Il secondo infortunio del piede più comune è la fascite plantare, ovvero una patologia che causa un dolore limitante alla pianta del piede, che può manifestarsi solitamente o dopo una spinta troppo energica od un salto in alto, ed è spesso associato ad una tallonite.

Infortuni del calcagno

Molto comuni sono anche gli infortuni del calcagno, dove, oltre alle fratture già trattate precedentemente, si riscontrano spesso patologie del tendine d’Achille, ovvero tendinopatie acute e croniche, che, se sottovalutate, possono anche evolversi fino alla rottura delle fibre.

Altro tipo di infortunio al piede

Infine, infortuni del piede meno conosciuti sono le distorsioni delle falangi, in modo particolare del primo dito (alluce), e le metatarsalgie, patologie in cui il dolore è localizzato sul dorso del piede, le quali, se non curate o sottovalutate, possono procurare e generare dolore al mantenimento protratto per molto tempo di una calzatura troppo stretta.

Trattamento dell’infortunio al piede da sport

Per la riabilitazione di una frattura da stress, durante la prima fase di immobilizzazione, il fisioterapista utilizza una terapia mirata al drenaggio ed al miglioramento dello stato infiammatorio, e, nella fase successiva di carico precoce, attraverso esercizi di stabilizzazione articolare in posizione statica. Nell’ultima fase (ritorno in campo) gli esercizi verranno riproposti in posizione dinamica e su piani instabili.

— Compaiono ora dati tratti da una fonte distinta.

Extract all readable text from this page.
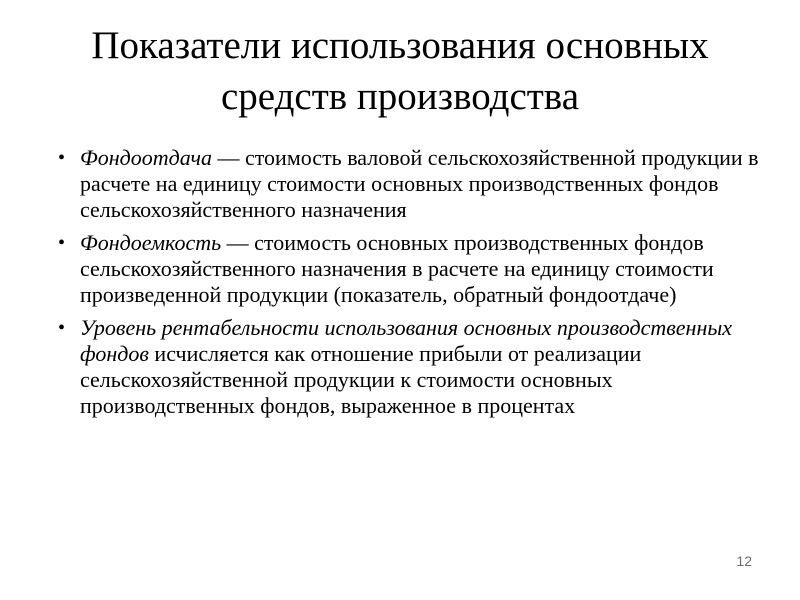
Показатели использования основных средств производства
• Фондоотдача — стоимость валовой сельскохозяйственной продукции в расчете на единицу стоимости основных производственных фондов сельскохозяйственного назначения
• Фондоемкость — стоимость основных производственных фондов сельскохозяйственного назначения в расчете на единицу стоимости произведенной продукции (показатель, обратный фондоотдаче)
• Уровень рентабельности использования основных производственных фондов исчисляется как отношение прибыли от реализации сельскохозяйственной продукции к стоимости основных производственных фондов, выраженное в процентах
12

Per la fascite plantare la riabilitazione cambia in base all’entità dell’infortunio. Nella fase iniziale, si utilizzano terapie fisiche, esempio la tecarterapia,  per ottenere un effetto antinfiammatorio e, soprattutto, massoterapia profonda per ottenere un effetto decontratturante.

Per gli infortuni al calcagno si prevede un programma riabilitativo basato su un crescente e progressivo allenamento, con esercizi specifici e caratteristici, volti a massimizzare le tensioni muscolari, i carichi e le sollecitazioni che deve supportare e sopportare il tendine stesso.